In the end, laser parameters mostly depend on the:
- Space-based system’s distance from the debris, since the longer the laser travels, the more energy it loses
- And solar panel efficiency, since some lasers, like UV wavelength lasers, require a lot of energy, and would therefore require extremely efficient solar panels to work.
A critical part of creating and studying laser ablation systems is understanding the targets themselves. Space debris come in a wide variety of shapes, orientations, and materials, which all influence how laser impulses affect the debris.
For simplicity, many studies don’t account for the geometrically complex shapes and random orientations of debris. However, these parameters are critical in the effectiveness of laser systems — slight variations in their values can yield large differences in the debris’ modified trajectories.
Some recent studies have acknowledged this, leading to the creation of software like EXPEDIT (Examination Program For Irregularly Shaped Debris Targets), which investigates laser ablation while accounting for parameters such as those mentioned previously. One of the primary findings from EXPEDIT is that it may be better to view laser ablation systems from a probabilistic standpoint rather than a deterministic one, which may influence how future laser systems are developed.
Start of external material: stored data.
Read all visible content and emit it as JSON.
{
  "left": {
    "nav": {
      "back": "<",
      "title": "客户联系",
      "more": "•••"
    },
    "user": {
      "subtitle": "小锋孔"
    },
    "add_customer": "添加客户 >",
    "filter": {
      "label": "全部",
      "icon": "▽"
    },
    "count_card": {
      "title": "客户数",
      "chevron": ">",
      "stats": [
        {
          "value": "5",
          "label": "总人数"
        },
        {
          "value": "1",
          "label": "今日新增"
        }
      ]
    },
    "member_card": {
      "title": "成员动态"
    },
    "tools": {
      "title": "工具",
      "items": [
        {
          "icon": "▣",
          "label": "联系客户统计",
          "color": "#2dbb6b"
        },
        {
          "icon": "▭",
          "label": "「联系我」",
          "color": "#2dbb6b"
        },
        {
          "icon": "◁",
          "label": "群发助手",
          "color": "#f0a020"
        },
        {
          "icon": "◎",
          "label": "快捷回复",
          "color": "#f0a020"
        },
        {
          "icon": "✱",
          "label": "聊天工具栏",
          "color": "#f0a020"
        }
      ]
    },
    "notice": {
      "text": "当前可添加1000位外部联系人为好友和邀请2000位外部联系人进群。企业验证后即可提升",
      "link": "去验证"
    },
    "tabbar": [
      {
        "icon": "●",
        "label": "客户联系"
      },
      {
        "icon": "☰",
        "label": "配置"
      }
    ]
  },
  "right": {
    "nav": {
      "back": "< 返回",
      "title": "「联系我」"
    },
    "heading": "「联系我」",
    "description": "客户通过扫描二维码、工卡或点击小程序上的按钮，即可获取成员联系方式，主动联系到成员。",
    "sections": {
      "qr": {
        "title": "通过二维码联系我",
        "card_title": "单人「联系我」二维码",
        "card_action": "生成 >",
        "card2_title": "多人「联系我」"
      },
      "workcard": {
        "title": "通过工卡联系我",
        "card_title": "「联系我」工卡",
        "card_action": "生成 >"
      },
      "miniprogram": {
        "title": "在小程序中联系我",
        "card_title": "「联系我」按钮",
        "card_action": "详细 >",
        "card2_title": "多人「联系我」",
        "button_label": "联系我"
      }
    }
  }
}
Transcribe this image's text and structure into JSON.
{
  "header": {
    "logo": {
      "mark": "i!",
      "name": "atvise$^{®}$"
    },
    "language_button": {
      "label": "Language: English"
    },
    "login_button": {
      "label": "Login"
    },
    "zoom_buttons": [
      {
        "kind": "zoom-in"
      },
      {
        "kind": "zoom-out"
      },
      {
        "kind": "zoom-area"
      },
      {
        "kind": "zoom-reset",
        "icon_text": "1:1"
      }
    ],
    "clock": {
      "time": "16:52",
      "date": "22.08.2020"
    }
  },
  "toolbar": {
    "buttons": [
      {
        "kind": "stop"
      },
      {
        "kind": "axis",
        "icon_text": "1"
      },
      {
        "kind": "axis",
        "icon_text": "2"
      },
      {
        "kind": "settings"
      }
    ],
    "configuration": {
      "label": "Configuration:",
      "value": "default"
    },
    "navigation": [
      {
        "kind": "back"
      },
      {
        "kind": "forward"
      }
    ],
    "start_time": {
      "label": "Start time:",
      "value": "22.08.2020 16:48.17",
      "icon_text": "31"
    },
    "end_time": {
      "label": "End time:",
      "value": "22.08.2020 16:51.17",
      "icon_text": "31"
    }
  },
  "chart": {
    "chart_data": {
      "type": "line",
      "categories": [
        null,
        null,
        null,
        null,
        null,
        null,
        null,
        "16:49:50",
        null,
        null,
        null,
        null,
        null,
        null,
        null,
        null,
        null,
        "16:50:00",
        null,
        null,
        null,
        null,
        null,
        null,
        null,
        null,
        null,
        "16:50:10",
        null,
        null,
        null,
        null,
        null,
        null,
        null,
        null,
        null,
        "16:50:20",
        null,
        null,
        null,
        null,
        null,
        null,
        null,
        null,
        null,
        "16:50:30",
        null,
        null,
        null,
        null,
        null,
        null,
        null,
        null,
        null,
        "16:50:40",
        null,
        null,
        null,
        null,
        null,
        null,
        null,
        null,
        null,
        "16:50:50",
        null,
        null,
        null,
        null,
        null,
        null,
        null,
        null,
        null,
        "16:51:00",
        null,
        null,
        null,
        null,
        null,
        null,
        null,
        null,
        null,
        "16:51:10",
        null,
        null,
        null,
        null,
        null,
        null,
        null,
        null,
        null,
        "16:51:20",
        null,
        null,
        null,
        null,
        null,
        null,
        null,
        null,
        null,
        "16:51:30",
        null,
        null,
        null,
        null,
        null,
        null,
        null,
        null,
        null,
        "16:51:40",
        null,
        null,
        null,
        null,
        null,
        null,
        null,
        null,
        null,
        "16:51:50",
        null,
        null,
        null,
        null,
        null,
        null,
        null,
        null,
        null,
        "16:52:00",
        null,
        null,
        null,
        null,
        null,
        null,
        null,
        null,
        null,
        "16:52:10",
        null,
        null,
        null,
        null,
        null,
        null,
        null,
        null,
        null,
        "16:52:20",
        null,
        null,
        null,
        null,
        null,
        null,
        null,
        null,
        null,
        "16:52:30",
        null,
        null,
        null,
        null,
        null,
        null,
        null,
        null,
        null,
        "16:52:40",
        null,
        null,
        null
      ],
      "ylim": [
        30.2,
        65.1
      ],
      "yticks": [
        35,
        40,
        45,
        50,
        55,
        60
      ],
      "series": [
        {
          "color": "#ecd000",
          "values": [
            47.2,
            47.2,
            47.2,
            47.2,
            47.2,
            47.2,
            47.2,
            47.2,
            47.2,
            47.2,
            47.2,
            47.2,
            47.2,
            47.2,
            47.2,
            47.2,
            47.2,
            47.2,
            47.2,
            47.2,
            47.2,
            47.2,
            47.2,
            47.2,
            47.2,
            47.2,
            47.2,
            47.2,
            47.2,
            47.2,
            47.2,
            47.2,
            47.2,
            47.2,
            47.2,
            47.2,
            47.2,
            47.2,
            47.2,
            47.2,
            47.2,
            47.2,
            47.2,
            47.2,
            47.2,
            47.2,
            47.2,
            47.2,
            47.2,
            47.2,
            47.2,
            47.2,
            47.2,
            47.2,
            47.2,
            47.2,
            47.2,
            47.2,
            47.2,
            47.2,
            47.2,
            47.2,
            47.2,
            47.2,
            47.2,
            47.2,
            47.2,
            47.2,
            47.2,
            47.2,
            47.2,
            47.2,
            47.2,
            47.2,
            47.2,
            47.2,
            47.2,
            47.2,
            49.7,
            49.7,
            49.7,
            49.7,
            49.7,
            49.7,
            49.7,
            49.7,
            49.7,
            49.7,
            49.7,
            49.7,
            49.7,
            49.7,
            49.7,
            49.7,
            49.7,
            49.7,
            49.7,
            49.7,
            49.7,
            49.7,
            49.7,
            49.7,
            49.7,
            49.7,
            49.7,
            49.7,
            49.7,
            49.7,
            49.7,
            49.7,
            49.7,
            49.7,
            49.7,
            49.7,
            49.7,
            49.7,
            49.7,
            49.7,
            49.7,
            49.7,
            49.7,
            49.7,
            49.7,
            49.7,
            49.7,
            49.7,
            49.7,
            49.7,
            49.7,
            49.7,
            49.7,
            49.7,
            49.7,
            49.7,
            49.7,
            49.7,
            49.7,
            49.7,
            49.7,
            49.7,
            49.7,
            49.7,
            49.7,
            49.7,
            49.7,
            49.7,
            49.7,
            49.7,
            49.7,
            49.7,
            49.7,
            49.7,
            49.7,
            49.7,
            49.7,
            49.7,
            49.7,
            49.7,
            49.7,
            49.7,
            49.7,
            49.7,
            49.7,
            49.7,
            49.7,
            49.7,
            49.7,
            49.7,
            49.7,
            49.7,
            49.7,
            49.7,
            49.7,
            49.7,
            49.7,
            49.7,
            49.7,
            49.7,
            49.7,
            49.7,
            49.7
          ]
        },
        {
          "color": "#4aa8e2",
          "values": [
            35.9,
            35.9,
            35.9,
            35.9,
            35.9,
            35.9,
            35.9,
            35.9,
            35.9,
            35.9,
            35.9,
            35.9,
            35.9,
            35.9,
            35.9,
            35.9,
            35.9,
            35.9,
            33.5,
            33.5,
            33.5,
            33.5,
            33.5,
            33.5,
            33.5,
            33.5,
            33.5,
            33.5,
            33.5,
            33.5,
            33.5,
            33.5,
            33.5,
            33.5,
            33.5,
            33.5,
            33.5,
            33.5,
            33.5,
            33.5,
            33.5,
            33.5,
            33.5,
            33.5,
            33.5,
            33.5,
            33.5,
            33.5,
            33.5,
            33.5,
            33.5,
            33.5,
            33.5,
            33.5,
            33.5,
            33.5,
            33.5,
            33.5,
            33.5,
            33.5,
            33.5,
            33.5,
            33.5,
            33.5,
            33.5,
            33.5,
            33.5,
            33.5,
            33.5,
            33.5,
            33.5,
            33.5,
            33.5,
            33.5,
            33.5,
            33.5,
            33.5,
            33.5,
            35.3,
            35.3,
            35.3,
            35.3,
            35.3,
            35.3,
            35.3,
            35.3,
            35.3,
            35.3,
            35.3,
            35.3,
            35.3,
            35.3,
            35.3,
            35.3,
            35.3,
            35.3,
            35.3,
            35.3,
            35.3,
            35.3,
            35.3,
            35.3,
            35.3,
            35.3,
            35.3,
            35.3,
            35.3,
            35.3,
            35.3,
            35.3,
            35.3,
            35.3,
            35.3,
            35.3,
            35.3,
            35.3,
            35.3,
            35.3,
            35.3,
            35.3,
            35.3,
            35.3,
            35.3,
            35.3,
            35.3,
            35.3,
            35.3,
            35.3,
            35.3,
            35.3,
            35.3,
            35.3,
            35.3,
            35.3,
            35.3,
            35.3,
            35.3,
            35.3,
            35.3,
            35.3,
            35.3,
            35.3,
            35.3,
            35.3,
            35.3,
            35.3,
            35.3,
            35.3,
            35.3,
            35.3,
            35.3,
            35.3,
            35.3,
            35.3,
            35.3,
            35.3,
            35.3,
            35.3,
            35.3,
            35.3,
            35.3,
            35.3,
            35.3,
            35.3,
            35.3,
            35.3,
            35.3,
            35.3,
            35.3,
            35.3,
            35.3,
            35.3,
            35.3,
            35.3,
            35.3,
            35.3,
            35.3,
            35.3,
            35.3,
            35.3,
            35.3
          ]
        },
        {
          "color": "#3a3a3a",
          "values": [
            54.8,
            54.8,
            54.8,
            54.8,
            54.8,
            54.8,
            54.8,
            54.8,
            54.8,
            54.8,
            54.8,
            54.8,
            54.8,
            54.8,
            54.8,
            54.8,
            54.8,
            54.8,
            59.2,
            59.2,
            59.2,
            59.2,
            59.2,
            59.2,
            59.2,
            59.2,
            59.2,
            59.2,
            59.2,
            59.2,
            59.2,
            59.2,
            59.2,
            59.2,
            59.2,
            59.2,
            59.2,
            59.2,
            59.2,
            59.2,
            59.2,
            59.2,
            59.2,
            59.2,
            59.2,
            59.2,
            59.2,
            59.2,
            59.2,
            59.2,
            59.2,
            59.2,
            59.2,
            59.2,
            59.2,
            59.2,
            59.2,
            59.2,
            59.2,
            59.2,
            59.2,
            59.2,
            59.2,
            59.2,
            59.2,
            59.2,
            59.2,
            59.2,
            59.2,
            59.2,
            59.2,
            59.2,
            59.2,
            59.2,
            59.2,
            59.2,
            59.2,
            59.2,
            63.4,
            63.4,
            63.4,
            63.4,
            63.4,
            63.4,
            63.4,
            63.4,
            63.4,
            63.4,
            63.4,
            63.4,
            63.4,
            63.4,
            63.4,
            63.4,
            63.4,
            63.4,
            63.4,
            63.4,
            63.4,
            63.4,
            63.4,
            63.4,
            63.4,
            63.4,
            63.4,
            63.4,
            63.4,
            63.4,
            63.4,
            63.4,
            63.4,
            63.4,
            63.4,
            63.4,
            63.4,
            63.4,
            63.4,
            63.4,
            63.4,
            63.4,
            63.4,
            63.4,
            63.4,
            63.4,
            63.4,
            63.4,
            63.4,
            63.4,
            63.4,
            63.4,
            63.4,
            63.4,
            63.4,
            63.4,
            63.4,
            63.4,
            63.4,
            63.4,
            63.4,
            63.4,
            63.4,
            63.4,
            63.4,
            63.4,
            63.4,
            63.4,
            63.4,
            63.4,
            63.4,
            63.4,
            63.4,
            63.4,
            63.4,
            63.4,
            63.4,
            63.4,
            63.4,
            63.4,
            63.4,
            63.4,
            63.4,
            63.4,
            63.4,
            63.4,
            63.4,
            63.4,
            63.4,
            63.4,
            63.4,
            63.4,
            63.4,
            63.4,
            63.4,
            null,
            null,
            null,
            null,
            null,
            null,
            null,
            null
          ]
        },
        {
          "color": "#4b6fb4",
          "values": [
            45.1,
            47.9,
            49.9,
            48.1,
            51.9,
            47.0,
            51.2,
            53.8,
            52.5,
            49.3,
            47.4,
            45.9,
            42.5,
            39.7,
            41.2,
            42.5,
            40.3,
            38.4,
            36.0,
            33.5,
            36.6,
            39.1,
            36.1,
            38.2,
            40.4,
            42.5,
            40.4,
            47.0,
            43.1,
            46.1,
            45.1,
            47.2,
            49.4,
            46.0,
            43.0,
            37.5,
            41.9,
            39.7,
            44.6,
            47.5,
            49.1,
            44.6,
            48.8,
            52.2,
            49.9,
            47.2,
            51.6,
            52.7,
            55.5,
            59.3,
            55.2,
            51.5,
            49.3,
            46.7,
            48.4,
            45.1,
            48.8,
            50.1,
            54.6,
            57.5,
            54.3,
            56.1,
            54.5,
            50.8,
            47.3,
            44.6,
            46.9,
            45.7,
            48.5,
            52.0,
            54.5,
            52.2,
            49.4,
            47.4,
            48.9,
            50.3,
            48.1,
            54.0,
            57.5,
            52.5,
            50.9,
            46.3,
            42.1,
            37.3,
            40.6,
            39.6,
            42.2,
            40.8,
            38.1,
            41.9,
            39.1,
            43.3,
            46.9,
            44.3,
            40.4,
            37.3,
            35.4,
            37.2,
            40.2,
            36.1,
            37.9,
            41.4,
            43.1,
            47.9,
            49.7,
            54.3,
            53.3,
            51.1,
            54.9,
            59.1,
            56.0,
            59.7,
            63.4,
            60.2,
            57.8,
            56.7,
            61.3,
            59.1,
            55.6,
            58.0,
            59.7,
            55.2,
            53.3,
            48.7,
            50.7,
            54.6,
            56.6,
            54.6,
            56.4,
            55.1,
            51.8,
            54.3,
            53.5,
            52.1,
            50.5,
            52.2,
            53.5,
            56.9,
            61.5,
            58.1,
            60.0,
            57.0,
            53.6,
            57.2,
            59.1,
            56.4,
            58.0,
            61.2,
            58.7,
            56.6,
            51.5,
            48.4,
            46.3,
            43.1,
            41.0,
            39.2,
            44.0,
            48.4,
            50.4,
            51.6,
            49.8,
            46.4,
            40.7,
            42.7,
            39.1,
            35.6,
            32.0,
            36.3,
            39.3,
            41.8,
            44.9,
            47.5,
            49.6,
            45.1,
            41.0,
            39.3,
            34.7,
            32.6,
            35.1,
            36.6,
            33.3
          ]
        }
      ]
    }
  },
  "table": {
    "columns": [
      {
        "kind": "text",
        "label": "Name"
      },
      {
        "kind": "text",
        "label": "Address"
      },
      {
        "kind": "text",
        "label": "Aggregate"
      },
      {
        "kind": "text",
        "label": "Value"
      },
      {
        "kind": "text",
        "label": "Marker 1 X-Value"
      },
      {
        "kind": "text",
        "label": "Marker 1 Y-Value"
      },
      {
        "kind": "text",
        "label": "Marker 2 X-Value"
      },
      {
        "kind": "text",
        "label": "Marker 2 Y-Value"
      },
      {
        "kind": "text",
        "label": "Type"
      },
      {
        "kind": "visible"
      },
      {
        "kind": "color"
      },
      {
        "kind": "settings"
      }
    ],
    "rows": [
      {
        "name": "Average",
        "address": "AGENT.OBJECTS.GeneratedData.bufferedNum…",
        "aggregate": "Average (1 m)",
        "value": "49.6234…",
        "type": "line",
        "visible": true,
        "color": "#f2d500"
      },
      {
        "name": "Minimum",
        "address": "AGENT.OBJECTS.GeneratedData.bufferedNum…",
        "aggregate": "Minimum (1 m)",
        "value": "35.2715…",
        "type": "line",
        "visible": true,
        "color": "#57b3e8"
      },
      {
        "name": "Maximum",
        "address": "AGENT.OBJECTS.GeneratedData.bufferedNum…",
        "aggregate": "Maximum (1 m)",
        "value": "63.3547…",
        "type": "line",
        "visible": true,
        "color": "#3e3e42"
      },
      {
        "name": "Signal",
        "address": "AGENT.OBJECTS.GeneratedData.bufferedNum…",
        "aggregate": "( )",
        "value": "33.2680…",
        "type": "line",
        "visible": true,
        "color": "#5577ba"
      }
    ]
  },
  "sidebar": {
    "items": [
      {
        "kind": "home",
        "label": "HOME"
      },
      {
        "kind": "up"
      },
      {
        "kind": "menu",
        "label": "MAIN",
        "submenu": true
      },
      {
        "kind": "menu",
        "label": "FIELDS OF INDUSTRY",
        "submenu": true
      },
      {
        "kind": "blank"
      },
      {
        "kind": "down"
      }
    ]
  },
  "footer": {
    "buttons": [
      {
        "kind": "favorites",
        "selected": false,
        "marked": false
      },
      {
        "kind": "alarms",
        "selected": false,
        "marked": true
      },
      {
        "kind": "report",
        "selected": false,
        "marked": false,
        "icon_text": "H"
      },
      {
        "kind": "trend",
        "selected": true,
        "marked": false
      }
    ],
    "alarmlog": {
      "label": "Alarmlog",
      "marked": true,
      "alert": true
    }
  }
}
Why Hasn’t It Been Implemented?
Currently, laser ablation is only hypothetical, as are many other space debris removal proposals. Only a few missions have been approved so far to remove space debris, and they are generally geared towards removing large pieces of debris or preventing the abandonment of future satellites. Up to this point, there’s been little action towards the removal of space debris because:
- Nothing catastrophic has happened regarding the destruction of vital satellites, although many researchers have argued that we’re on the brink of such an event (i.e. Kessler Syndrome)
- Since operating satellites and the ISS are still surviving using shielding and emergency maneuvers, there is less urgency to remove space debris.
- There is no economic incentive to remove space debris. The space industry is infamously expensive, with launches costing thousands of dollars per kilogram. Until many operating satellites are destroyed by space debris, it’s difficult to see the economic gain from spending millions of dollars removing space debris.
- Policy surrounding space property has developed very little since the 1960s, despite the industry developing a lot. This makes removing debris legally complicated, since its difficult to identify who owns a centimeter-sized piece of metal.